Escaping the Ivory Tower

Escaping the Ivory Tower

May 30, 2013
UR professors engage with communities as citizens and academics

The James River looks and feels different from a kayak than it does when discussed within the classroom.

On a boat, University of Richmond students in Dr. Todd Lookingbill's course Geography of the James River Watershed use all five senses to observe and react to the space around them. The experience can’t be recreated with a book. The excitement and wonder fostered on the river fuel collaborative research projects between professors, students, and community partners.

Experiential-learning models not only deepen students’ engagement with the subject material, but also influence how professors teach and shape their research. An increasing number of UR professors collaborate with the community on projects that explore social and ecological disciplines on local and global scales.
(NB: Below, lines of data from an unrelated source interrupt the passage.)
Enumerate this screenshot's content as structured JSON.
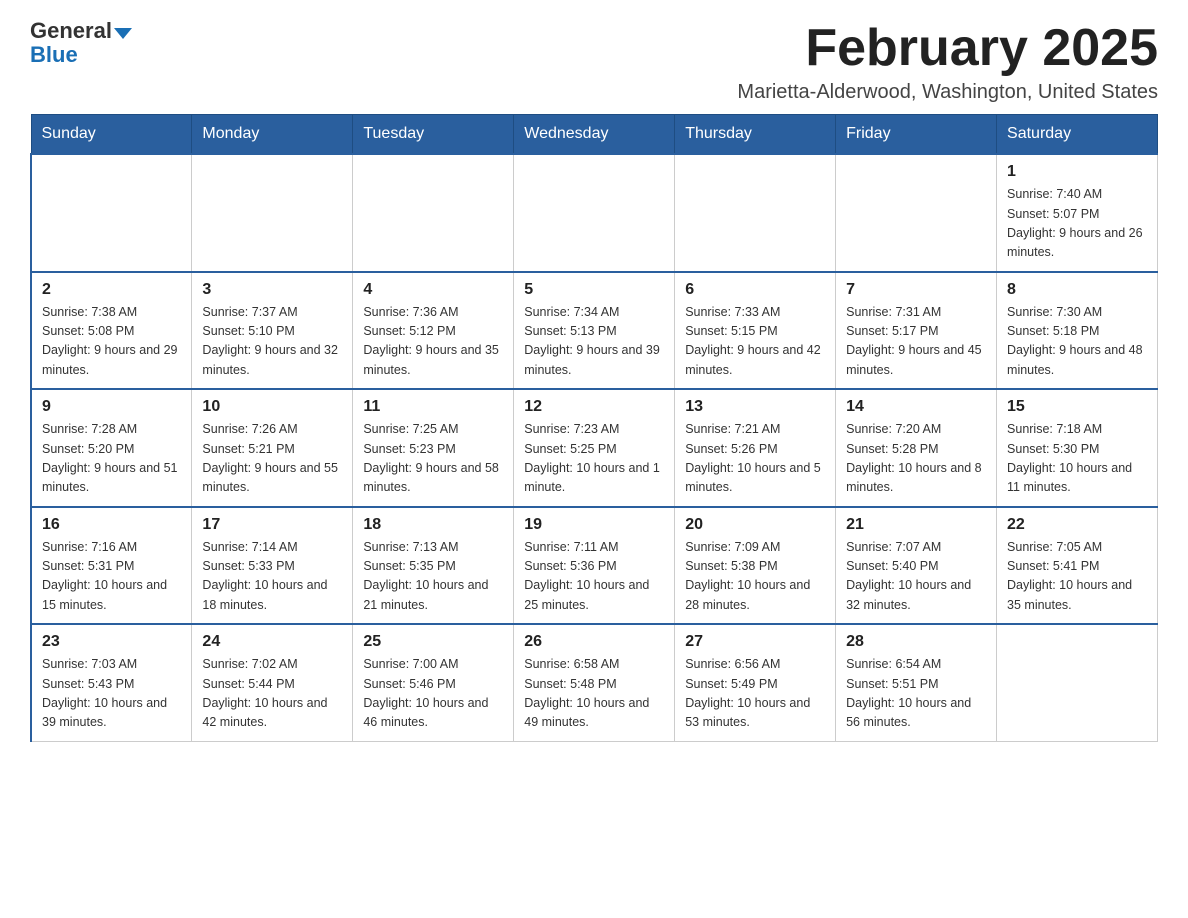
{
  "logo": {
    "name_black": "General",
    "name_blue": "Blue",
    "arrow_symbol": "▼"
  },
  "header": {
    "month_year": "February 2025",
    "location": "Marietta-Alderwood, Washington, United States"
  },
  "days_of_week": [
    "Sunday",
    "Monday",
    "Tuesday",
    "Wednesday",
    "Thursday",
    "Friday",
    "Saturday"
  ],
  "weeks": [
    [
      {
        "day": "",
        "sunrise": "",
        "sunset": "",
        "daylight": ""
      },
      {
        "day": "",
        "sunrise": "",
        "sunset": "",
        "daylight": ""
      },
      {
        "day": "",
        "sunrise": "",
        "sunset": "",
        "daylight": ""
      },
      {
        "day": "",
        "sunrise": "",
        "sunset": "",
        "daylight": ""
      },
      {
        "day": "",
        "sunrise": "",
        "sunset": "",
        "daylight": ""
      },
      {
        "day": "",
        "sunrise": "",
        "sunset": "",
        "daylight": ""
      },
      {
        "day": "1",
        "sunrise": "Sunrise: 7:40 AM",
        "sunset": "Sunset: 5:07 PM",
        "daylight": "Daylight: 9 hours and 26 minutes."
      }
    ],
    [
      {
        "day": "2",
        "sunrise": "Sunrise: 7:38 AM",
        "sunset": "Sunset: 5:08 PM",
        "daylight": "Daylight: 9 hours and 29 minutes."
      },
      {
        "day": "3",
        "sunrise": "Sunrise: 7:37 AM",
        "sunset": "Sunset: 5:10 PM",
        "daylight": "Daylight: 9 hours and 32 minutes."
      },
      {
        "day": "4",
        "sunrise": "Sunrise: 7:36 AM",
        "sunset": "Sunset: 5:12 PM",
        "daylight": "Daylight: 9 hours and 35 minutes."
      },
      {
        "day": "5",
        "sunrise": "Sunrise: 7:34 AM",
        "sunset": "Sunset: 5:13 PM",
        "daylight": "Daylight: 9 hours and 39 minutes."
      },
      {
        "day": "6",
        "sunrise": "Sunrise: 7:33 AM",
        "sunset": "Sunset: 5:15 PM",
        "daylight": "Daylight: 9 hours and 42 minutes."
      },
      {
        "day": "7",
        "sunrise": "Sunrise: 7:31 AM",
        "sunset": "Sunset: 5:17 PM",
        "daylight": "Daylight: 9 hours and 45 minutes."
      },
      {
        "day": "8",
        "sunrise": "Sunrise: 7:30 AM",
        "sunset": "Sunset: 5:18 PM",
        "daylight": "Daylight: 9 hours and 48 minutes."
      }
    ],
    [
      {
        "day": "9",
        "sunrise": "Sunrise: 7:28 AM",
        "sunset": "Sunset: 5:20 PM",
        "daylight": "Daylight: 9 hours and 51 minutes."
      },
      {
        "day": "10",
        "sunrise": "Sunrise: 7:26 AM",
        "sunset": "Sunset: 5:21 PM",
        "daylight": "Daylight: 9 hours and 55 minutes."
      },
      {
        "day": "11",
        "sunrise": "Sunrise: 7:25 AM",
        "sunset": "Sunset: 5:23 PM",
        "daylight": "Daylight: 9 hours and 58 minutes."
      },
      {
        "day": "12",
        "sunrise": "Sunrise: 7:23 AM",
        "sunset": "Sunset: 5:25 PM",
        "daylight": "Daylight: 10 hours and 1 minute."
      },
      {
        "day": "13",
        "sunrise": "Sunrise: 7:21 AM",
        "sunset": "Sunset: 5:26 PM",
        "daylight": "Daylight: 10 hours and 5 minutes."
      },
      {
        "day": "14",
        "sunrise": "Sunrise: 7:20 AM",
        "sunset": "Sunset: 5:28 PM",
        "daylight": "Daylight: 10 hours and 8 minutes."
      },
      {
        "day": "15",
        "sunrise": "Sunrise: 7:18 AM",
        "sunset": "Sunset: 5:30 PM",
        "daylight": "Daylight: 10 hours and 11 minutes."
      }
    ],
    [
      {
        "day": "16",
        "sunrise": "Sunrise: 7:16 AM",
        "sunset": "Sunset: 5:31 PM",
        "daylight": "Daylight: 10 hours and 15 minutes."
      },
      {
        "day": "17",
        "sunrise": "Sunrise: 7:14 AM",
        "sunset": "Sunset: 5:33 PM",
        "daylight": "Daylight: 10 hours and 18 minutes."
      },
      {
        "day": "18",
        "sunrise": "Sunrise: 7:13 AM",
        "sunset": "Sunset: 5:35 PM",
        "daylight": "Daylight: 10 hours and 21 minutes."
      },
      {
        "day": "19",
        "sunrise": "Sunrise: 7:11 AM",
        "sunset": "Sunset: 5:36 PM",
        "daylight": "Daylight: 10 hours and 25 minutes."
      },
      {
        "day": "20",
        "sunrise": "Sunrise: 7:09 AM",
        "sunset": "Sunset: 5:38 PM",
        "daylight": "Daylight: 10 hours and 28 minutes."
      },
      {
        "day": "21",
        "sunrise": "Sunrise: 7:07 AM",
        "sunset": "Sunset: 5:40 PM",
        "daylight": "Daylight: 10 hours and 32 minutes."
      },
      {
        "day": "22",
        "sunrise": "Sunrise: 7:05 AM",
        "sunset": "Sunset: 5:41 PM",
        "daylight": "Daylight: 10 hours and 35 minutes."
      }
    ],
    [
      {
        "day": "23",
        "sunrise": "Sunrise: 7:03 AM",
        "sunset": "Sunset: 5:43 PM",
        "daylight": "Daylight: 10 hours and 39 minutes."
      },
      {
        "day": "24",
        "sunrise": "Sunrise: 7:02 AM",
        "sunset": "Sunset: 5:44 PM",
        "daylight": "Daylight: 10 hours and 42 minutes."
      },
      {
        "day": "25",
        "sunrise": "Sunrise: 7:00 AM",
        "sunset": "Sunset: 5:46 PM",
        "daylight": "Daylight: 10 hours and 46 minutes."
      },
      {
        "day": "26",
        "sunrise": "Sunrise: 6:58 AM",
        "sunset": "Sunset: 5:48 PM",
        "daylight": "Daylight: 10 hours and 49 minutes."
      },
      {
        "day": "27",
        "sunrise": "Sunrise: 6:56 AM",
        "sunset": "Sunset: 5:49 PM",
        "daylight": "Daylight: 10 hours and 53 minutes."
      },
      {
        "day": "28",
        "sunrise": "Sunrise: 6:54 AM",
        "sunset": "Sunset: 5:51 PM",
        "daylight": "Daylight: 10 hours and 56 minutes."
      },
      {
        "day": "",
        "sunrise": "",
        "sunset": "",
        "daylight": ""
      }
    ]
  ]
}
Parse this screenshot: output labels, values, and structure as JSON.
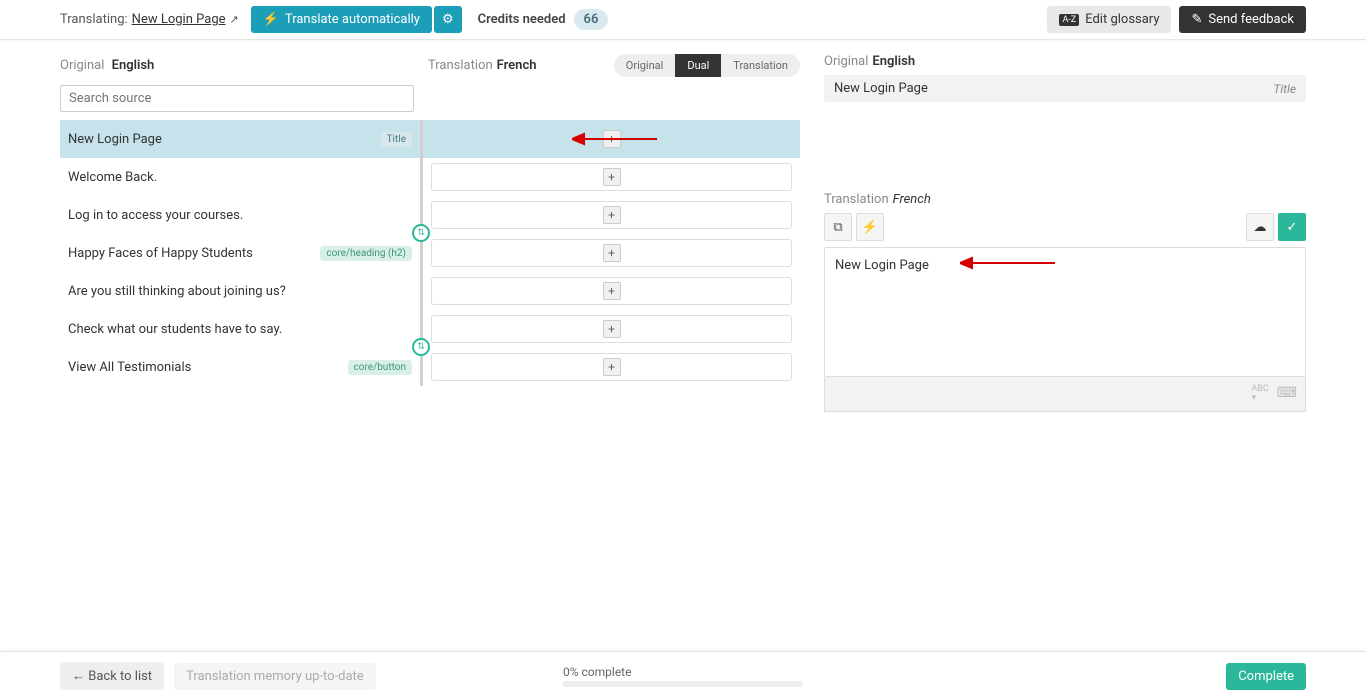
{
  "topbar": {
    "translating_label": "Translating:",
    "page_name": "New Login Page",
    "auto_btn": "Translate automatically",
    "credits_label": "Credits needed",
    "credits_value": "66",
    "glossary_btn": "Edit glossary",
    "feedback_btn": "Send feedback"
  },
  "columns": {
    "original_label": "Original",
    "original_lang": "English",
    "translation_label": "Translation",
    "translation_lang": "French",
    "search_placeholder": "Search source"
  },
  "view_tabs": {
    "original": "Original",
    "dual": "Dual",
    "translation": "Translation"
  },
  "rows": [
    {
      "text": "New Login Page",
      "tag": "Title",
      "tag_class": "tag-title",
      "selected": true
    },
    {
      "text": "Welcome Back."
    },
    {
      "text": "Log in to access your courses.",
      "link_after": true
    },
    {
      "text": "Happy Faces of Happy Students",
      "tag": "core/heading (h2)",
      "tag_class": "tag-core"
    },
    {
      "text": "Are you still thinking about joining us?"
    },
    {
      "text": "Check what our students have to say.",
      "link_after": true
    },
    {
      "text": "View All Testimonials",
      "tag": "core/button",
      "tag_class": "tag-core"
    }
  ],
  "detail": {
    "original_label": "Original",
    "original_lang": "English",
    "original_text": "New Login Page",
    "original_tag": "Title",
    "translation_label": "Translation",
    "translation_lang": "French",
    "editor_text": "New Login Page",
    "abc": "ABC"
  },
  "footer": {
    "back": "← Back to list",
    "memory": "Translation memory up-to-date",
    "progress": "0% complete",
    "complete": "Complete"
  }
}
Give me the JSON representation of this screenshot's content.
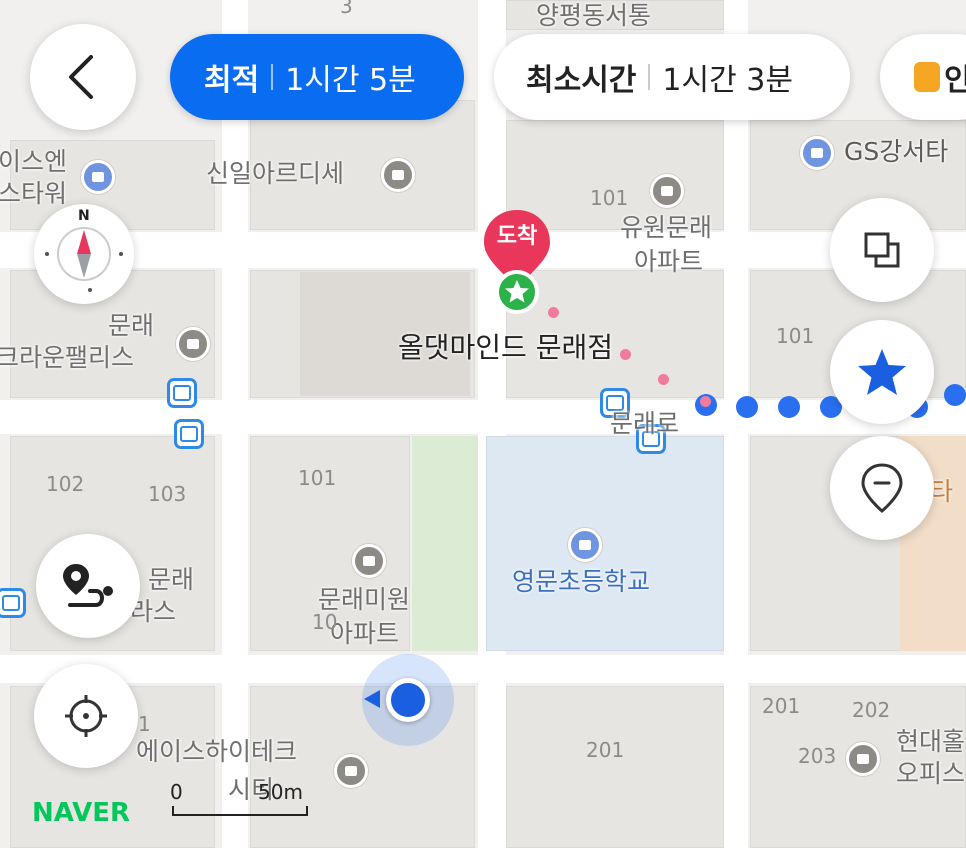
{
  "route_tabs": {
    "optimal": {
      "label": "최적",
      "duration": "1시간 5분"
    },
    "fastest": {
      "label": "최소시간",
      "duration": "1시간 3분"
    },
    "third_label": "인"
  },
  "map_labels": {
    "yangpyeong": "양평동서통",
    "sinil": "신일아르디세",
    "iscen": "이스엔",
    "tower": "스타워",
    "gs": "GS강서타",
    "yuwon": "유원문래",
    "yuwon_apt": "아파트",
    "mullae": "문래",
    "crown": "크라운팰리스",
    "road": "문래로",
    "school": "영문초등학교",
    "mire": "문래미원",
    "mire_apt": "아파트",
    "mullae_left": "문래",
    "palace_left": "라스",
    "ace": "에이스하이테크",
    "city": "시티",
    "hyundae": "현대홀",
    "office": "오피스",
    "ta": "타"
  },
  "building_numbers": {
    "n3": "3",
    "n101a": "101",
    "n101b": "101",
    "n101c": "101",
    "n102": "102",
    "n103": "103",
    "n201a": "201",
    "n202": "202",
    "n203": "203",
    "n201b": "201",
    "n1": "1",
    "n10": "10"
  },
  "destination": {
    "badge": "도착",
    "name": "올댓마인드 문래점"
  },
  "scale": {
    "zero": "0",
    "distance": "50m"
  },
  "logo": "NAVER",
  "colors": {
    "accent": "#0a6cf0",
    "destination_pin": "#e8375a",
    "logo": "#03c75a"
  }
}
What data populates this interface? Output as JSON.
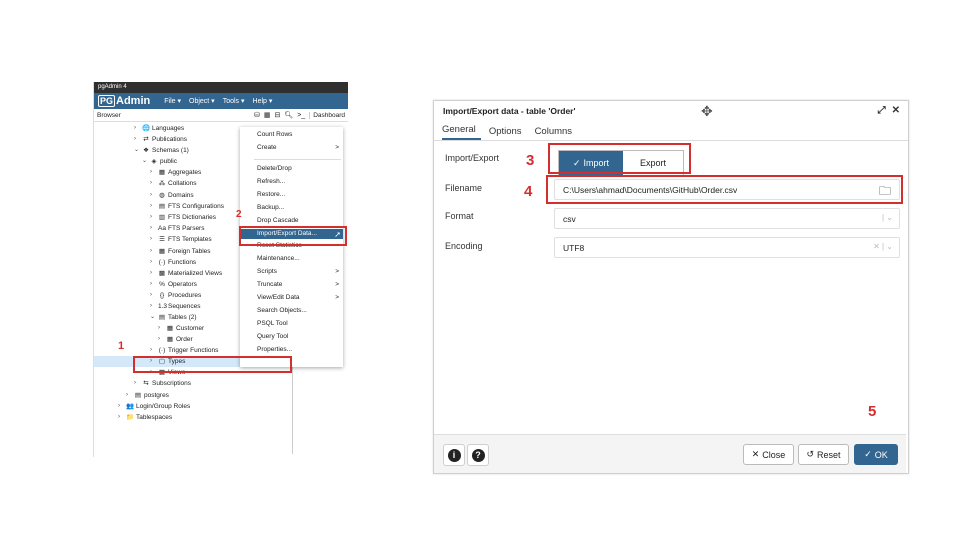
{
  "pgadmin": {
    "window_title": "pgAdmin 4",
    "logo_pg": "PG",
    "logo_text": "Admin",
    "menus": [
      "File ▾",
      "Object ▾",
      "Tools ▾",
      "Help ▾"
    ],
    "browser_label": "Browser",
    "dashboard_tab": "Dashboard",
    "tree": [
      {
        "label": "Languages",
        "indent": 40,
        "icon": "🌐",
        "chev": "›"
      },
      {
        "label": "Publications",
        "indent": 40,
        "icon": "⇄",
        "chev": "›"
      },
      {
        "label": "Schemas (1)",
        "indent": 40,
        "icon": "❖",
        "chev": "⌄"
      },
      {
        "label": "public",
        "indent": 48,
        "icon": "◈",
        "chev": "⌄"
      },
      {
        "label": "Aggregates",
        "indent": 56,
        "icon": "▦",
        "chev": "›"
      },
      {
        "label": "Collations",
        "indent": 56,
        "icon": "⁂",
        "chev": "›"
      },
      {
        "label": "Domains",
        "indent": 56,
        "icon": "◍",
        "chev": "›"
      },
      {
        "label": "FTS Configurations",
        "indent": 56,
        "icon": "▤",
        "chev": "›"
      },
      {
        "label": "FTS Dictionaries",
        "indent": 56,
        "icon": "▥",
        "chev": "›"
      },
      {
        "label": "FTS Parsers",
        "indent": 56,
        "icon": "Aa",
        "chev": "›"
      },
      {
        "label": "FTS Templates",
        "indent": 56,
        "icon": "☰",
        "chev": "›"
      },
      {
        "label": "Foreign Tables",
        "indent": 56,
        "icon": "▦",
        "chev": "›"
      },
      {
        "label": "Functions",
        "indent": 56,
        "icon": "(·)",
        "chev": "›"
      },
      {
        "label": "Materialized Views",
        "indent": 56,
        "icon": "▩",
        "chev": "›"
      },
      {
        "label": "Operators",
        "indent": 56,
        "icon": "%",
        "chev": "›"
      },
      {
        "label": "Procedures",
        "indent": 56,
        "icon": "{}",
        "chev": "›"
      },
      {
        "label": "Sequences",
        "indent": 56,
        "icon": "1.3",
        "chev": "›"
      },
      {
        "label": "Tables (2)",
        "indent": 56,
        "icon": "▤",
        "chev": "⌄"
      },
      {
        "label": "Customer",
        "indent": 64,
        "icon": "▦",
        "chev": "›"
      },
      {
        "label": "Order",
        "indent": 64,
        "icon": "▦",
        "chev": "›"
      },
      {
        "label": "Trigger Functions",
        "indent": 56,
        "icon": "(·)",
        "chev": "›"
      },
      {
        "label": "Types",
        "indent": 56,
        "icon": "▢",
        "chev": "›"
      },
      {
        "label": "Views",
        "indent": 56,
        "icon": "▩",
        "chev": "›"
      },
      {
        "label": "Subscriptions",
        "indent": 40,
        "icon": "⇆",
        "chev": "›"
      },
      {
        "label": "postgres",
        "indent": 32,
        "icon": "▤",
        "chev": "›"
      },
      {
        "label": "Login/Group Roles",
        "indent": 24,
        "icon": "👥",
        "chev": "›"
      },
      {
        "label": "Tablespaces",
        "indent": 24,
        "icon": "📁",
        "chev": "›"
      }
    ],
    "context_menu": [
      {
        "label": "Count Rows",
        "arrow": ""
      },
      {
        "label": "Create",
        "arrow": ">"
      },
      {
        "label": "Delete/Drop",
        "arrow": ""
      },
      {
        "label": "Refresh...",
        "arrow": ""
      },
      {
        "label": "Restore...",
        "arrow": ""
      },
      {
        "label": "Backup...",
        "arrow": ""
      },
      {
        "label": "Drop Cascade",
        "arrow": ""
      },
      {
        "label": "Import/Export Data...",
        "arrow": ""
      },
      {
        "label": "Reset Statistics",
        "arrow": ""
      },
      {
        "label": "Maintenance...",
        "arrow": ""
      },
      {
        "label": "Scripts",
        "arrow": ">"
      },
      {
        "label": "Truncate",
        "arrow": ">"
      },
      {
        "label": "View/Edit Data",
        "arrow": ">"
      },
      {
        "label": "Search Objects...",
        "arrow": ""
      },
      {
        "label": "PSQL Tool",
        "arrow": ""
      },
      {
        "label": "Query Tool",
        "arrow": ""
      },
      {
        "label": "Properties...",
        "arrow": ""
      }
    ]
  },
  "annotations": {
    "n1": "1",
    "n2": "2",
    "n3": "3",
    "n4": "4",
    "n5": "5"
  },
  "dialog": {
    "title": "Import/Export data - table 'Order'",
    "tabs": [
      "General",
      "Options",
      "Columns"
    ],
    "import_export_label": "Import/Export",
    "import_option": "Import",
    "export_option": "Export",
    "filename_label": "Filename",
    "filename_value": "C:\\Users\\ahmad\\Documents\\GitHub\\Order.csv",
    "format_label": "Format",
    "format_value": "csv",
    "encoding_label": "Encoding",
    "encoding_value": "UTF8",
    "close_label": "Close",
    "reset_label": "Reset",
    "ok_label": "OK"
  },
  "colors": {
    "brand": "#326690",
    "annotation": "#d32f2f"
  }
}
Dr. Carlos Valencia’s Spanish in the Community course took on a new dimension for him when he began tutoring in the English as a Second Language (ESL) program at Bon Air Elementary School in neighboring Chesterfield County three years ago. His investment in the program is evident from the photo album he received as a gift this May.

Compiled by Bon Air’s ESL teacher, the album pages show elementary students tutored and mentored by Valencia or his UR students and illustrate the collaborative UR-Bon Air partnership.

Valencia has taken two students he tutors on excursions to the movies or bowling. He says he was surprised by the difference those relationships made in his own life and the students’ lives.

“The flow between us and them is a two-way street,” he said of the UR-Bon Air partnership.

Valencia, UR students, and Bon Air students and staff collaborate in the ESL classroom to build language skills and create an environment where each individual contributes as a learner and a teacher.

Similarly, Dr. Nuray Grove of the modern literatures and cultures department said several communities unite when she and her students prepare and implement the International Culture Club at Henderson Middle School in Northside Richmond.

In 2011 Grove added a community-based learning (CBL) component to her courses designed for international students. Grove hoped CBL would allow international students to engage in American culture and practice English.

This year Grove participated with her students to plan and implement the International Culture Club. She shifted her CBL goals based on her firsthand experience with the challenges and rewards of cross-cultural dialogue.

The International Culture Club programming is now more interactive and enjoyable and creates beneficial mentoring relationships between UR and Henderson students, Grove said.

Dr. David Salisbury of the geography and the environment department also has an international angle to his CBL. Salisbury’s students collaborate with and advocate for the Saweto community in the Amazon.

Salisbury first met the Saweto in 2004 during his dissertation research. He realized that powerful logging companies threatened to displace the Saweto community. The Saweto community is still working to gain rights to their land.

Salisbury’s geography students created maps of land rights in the Amazon and completed extensive research on the land rights in indigenous communities to aid indigenous groups, NGOs, and government agencies in the Amazon.

National Geographic published an article on illegal logging in Peru in its April 2013 issue, and the article’s author worked with Salisbury and his students while doing research.

The critical implications of this project motivate students and faculty to invest in the complex partnership.

“Through community-based research, students learn to take risks,” Salisbury said. Likewise, personal and professional risk taking fuels Salisbury’s research in the Amazon.

After geography professor Lookingbill and his students carried their kayaks back to land, they discussed many aspects of the river for the remainder of the semester. The living-and-learning community Earth Lodge integrates Lookingbill’s interest in outdoor recreation with his academic background in physical geography.

His relationships with James River Park System and area environmental experts provide field trips and local context for his courses. Lookingbill’s network of environmental scientists inspires and deepens undergraduate research projects that blend scientific research, like watershed assessment, with management. 

In September 2012, Ice Mountain in West Virginia was evaluated and designated as a National Landmark by the National Park Service after student Jonathan Mayfield, ’10, worked with Lookingbill to evaluate and recommend the site.

Experiential learning invites curiosity. From a kayak, the jungle, or the elementary or middle-school classroom, a person thinks differently about their place in the world and starts relating to an otherwise unfamiliar environment.

Photo: Students engaged in experiential learning as part of the course Geography of the James River Watershed.